# Mann-Whitney U Test: Ordinal data with few categories

#### jwoo94

##### New Member
Hello,

I am trying to use the Mann-Whitney U Test to compare ordinal data between 2 groups, but the problem is that there are only 3 categories for my ordinal data. I have never seen the Mann-Whitney U Test be used on ordinal data with fewer than 5 categories. So I was wondering, what is the minimum number of categories in order for Mann-Whitney U Test to be used?

Any input would be much appreciated. Thank you!!

#### Disvengeance

##### New Member
What exactly do you mean by "only 3 categories"? Can you elaborate a little more on what you goal/hypothesis is?

#### hlsmith

##### Less is more. Stay pure. Stay poor.
Yes, describe these data in more detail. Could you conduct a Fisher's Exact, chi square, or a trend test.

#### jwoo94

##### New Member
Sorry for the confusion! I am trying to compare quiz scores between controls and patients, in order to determine if one group performed worse on the quiz than the other. The possible scores are 0, 1, and 2 - which is what I meant by 3 "categories."

I was also thinking of doing Fisher's exact test or Chi squared test, but I was wondering if they would be applicable since they are usually used for nominal data (i.e. they don't take into consideration the "order" of data, which would take away the ordinal nature of scores). I have never heard of a trend test and found multiple different versions when I Googled it, so if you could clarify what it is that would be great.

Would Mann-Whitney U Test be used for a situation like this?

Thank you so much for all your help!

#### hlsmith

##### Less is more.
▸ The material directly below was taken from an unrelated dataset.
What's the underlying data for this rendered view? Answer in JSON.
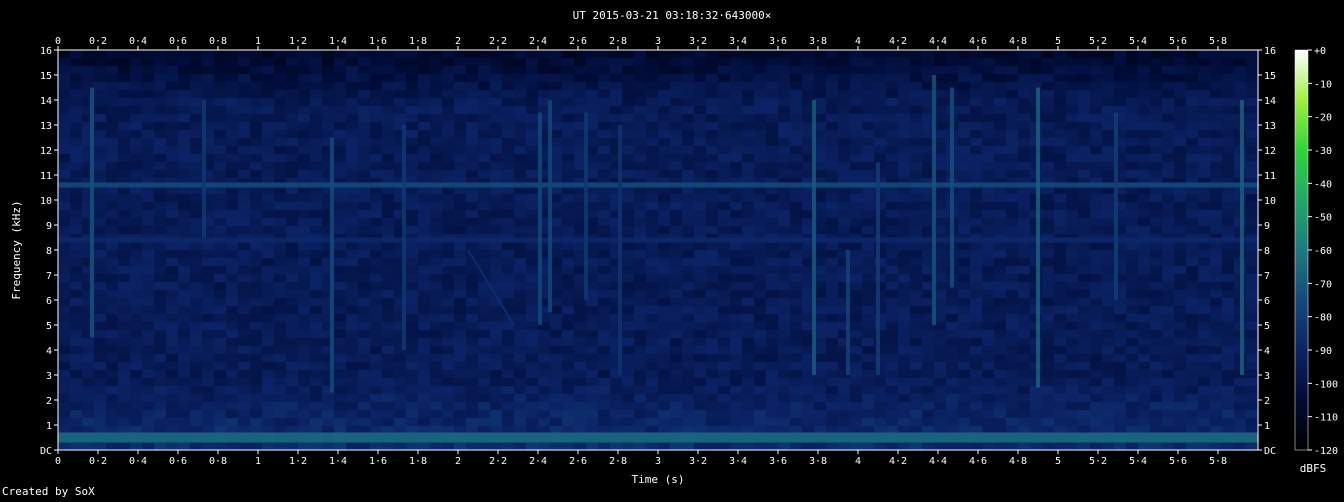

Stay pure. Stay poor.
Can they really only score 0, 1, 2? Where there only 3 questions? Also, how many people took the quiz?

#### jwoo94

##### New Member
We are actually looking at 2 questions out of the whole quiz, which is why they could only score 0, 1, or 2 (since each question was out of 1). There were about 50 controls and 80 patients who took the quiz.

#### Disvengeance

##### New Member
I would suggest you define your hypothesis; how do you want to determine whether one group performed better than another? You could use chi-squared or Cochran-Armitage test for trend to see if the proportion of scores is different between groups. The Mann-Whitney test is usually used to compare the medians between groups.

#### jwoo94

##### New Member
Ideally we would like to compare the medians between groups (so our null hypothesis would be that controls and patients had the same median score on the quiz). But I wasn't sure if the Mann-Whitney Test can be used in this case, since there are only 3 possible scores.

#### hlsmith

##### Less is more. Stay pure. Stay poor.
Well you do kind of have nominal data if you think about the number with 0% correct, 50%, or 100%.

#### Disvengeance

##### New Member
Since the data is ordinal, you could calculate the mean score of each group for descriptive statistics. Since there are only three possible scores I think the median of each group will not be very informative. Instead, why not first construct a table of the score (0, 1, or 2) by each group, and then just look at the numbers and percentages. Then, if you want a formal significance test you could use chi-square, Fishers, Cochran-Armitage, etc. But it's generally a good idea just to look at the table of your data first.

#### hlsmith

##### Less is more. Stay pure. Stay poor.
Not sure what the minimum range needed would be for the Wicoxon? Do you have persons in all of the mentioned categories? I do not know off hand why you could not use it, besides issues with the very small range. It is a sign ranking style test. I know some use it for Likert data with as low as 4 groups (some have issues with this based on how they define Likert data).

#### jwoo94

##### New Member
Great, thank you so much!! I think I will try constructing a contingency table first and see how it goes.

#### Disvengeance

##### New Member
I couldn't find any reference describing a minimum range for the Wilcoxon test, but I think I was wrong to assume that the test won't work on data with a range of 2. I ran a simple simulation and performed the test on some data with 2 groups and a variable with values of 1, 2, or 3 and it is possible to get a significant result.